Blog Archive

Wednesday 10 September 2014

Into the Wild. An invite to our exhibition.


Here is the invite to our show.  Please come...one and all!
This is the blurb.....


Part of Deptford X Fringe Festival 2014 


Carol Wyss – Anita Gwynn

INTO THE WILD

The Old Tidemill School Garden, Entrance on Reginald Road
PV Friday 26 September, 6-8pm
Opening times Sat 27/Sun 28 Sept, 2-6pm and Fri 3/Sat 4/Sun 5 October, 2-6pm



INTO THE WILD is an investigation into the relationships of humans to their natural surroundings and the impact that they have on them. Through the creation of Herbaria inspired installations the artists draw attention to the importance of keeping such sites in urban surroundings and maintaining and protecting the urban wildlife.

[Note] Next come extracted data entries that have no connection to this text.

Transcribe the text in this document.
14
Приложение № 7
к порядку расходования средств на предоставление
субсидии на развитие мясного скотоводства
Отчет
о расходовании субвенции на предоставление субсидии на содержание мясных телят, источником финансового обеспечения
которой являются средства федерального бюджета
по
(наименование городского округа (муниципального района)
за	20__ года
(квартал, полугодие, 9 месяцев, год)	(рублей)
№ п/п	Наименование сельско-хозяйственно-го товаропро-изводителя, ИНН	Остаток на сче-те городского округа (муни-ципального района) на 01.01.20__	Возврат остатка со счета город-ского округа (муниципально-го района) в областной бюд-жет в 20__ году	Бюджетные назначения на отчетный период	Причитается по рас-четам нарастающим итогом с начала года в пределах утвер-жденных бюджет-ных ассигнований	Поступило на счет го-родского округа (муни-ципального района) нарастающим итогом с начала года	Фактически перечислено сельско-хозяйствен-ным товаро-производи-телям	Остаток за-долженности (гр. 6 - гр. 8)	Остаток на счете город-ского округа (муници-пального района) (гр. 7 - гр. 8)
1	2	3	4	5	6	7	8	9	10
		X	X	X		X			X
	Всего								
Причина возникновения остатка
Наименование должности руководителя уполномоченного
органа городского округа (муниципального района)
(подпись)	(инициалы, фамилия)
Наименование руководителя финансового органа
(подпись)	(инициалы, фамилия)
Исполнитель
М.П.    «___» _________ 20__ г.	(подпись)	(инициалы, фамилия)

The installations consist of works on paper,and wood and are located in the glasshouse and log cabin.



Anita Gwynn
www.anitagwynn.blogspot.com

I am interested in the indigenous and wildflowers, especially in my local area and my drawings in this exhibition are examinations of some of these flowers.  If I have drawn them, it is because I have been excited by their shape and beauty.  Coming from suburbia and its tidy gardens, I enjoy the plants that break through the concrete and walls and grow - beautifully and subversively. They can be part of the heritage of a place and each plant has a story, a myth or a legend attached to it.  Enjoy the stories.



Carol Wyss

My work is a concerted search for the structure of things: taking recognized, existing structures apart and putting them together again.
The human skeleton is the basic structure through which I examine the relationship of human structures to their surroundings. Through dismantling and opposing existing structures new formations are created. Abstraction is part of the process - not trying to hide the origins, rather broadening the possibilities for interpretation. What you see at first glance is not necessarily what it is.

The artworks for this installation are part of the Flower series. The series consists of large etchings, images of wild flowers and weeds that turn out to be made up of human bones. These human bone structures are reminders of the fact that humans are as much part of nature as weeds and in fact a lot more invasive…

The installation resembles a herbarium and gives each specimen its own particular value.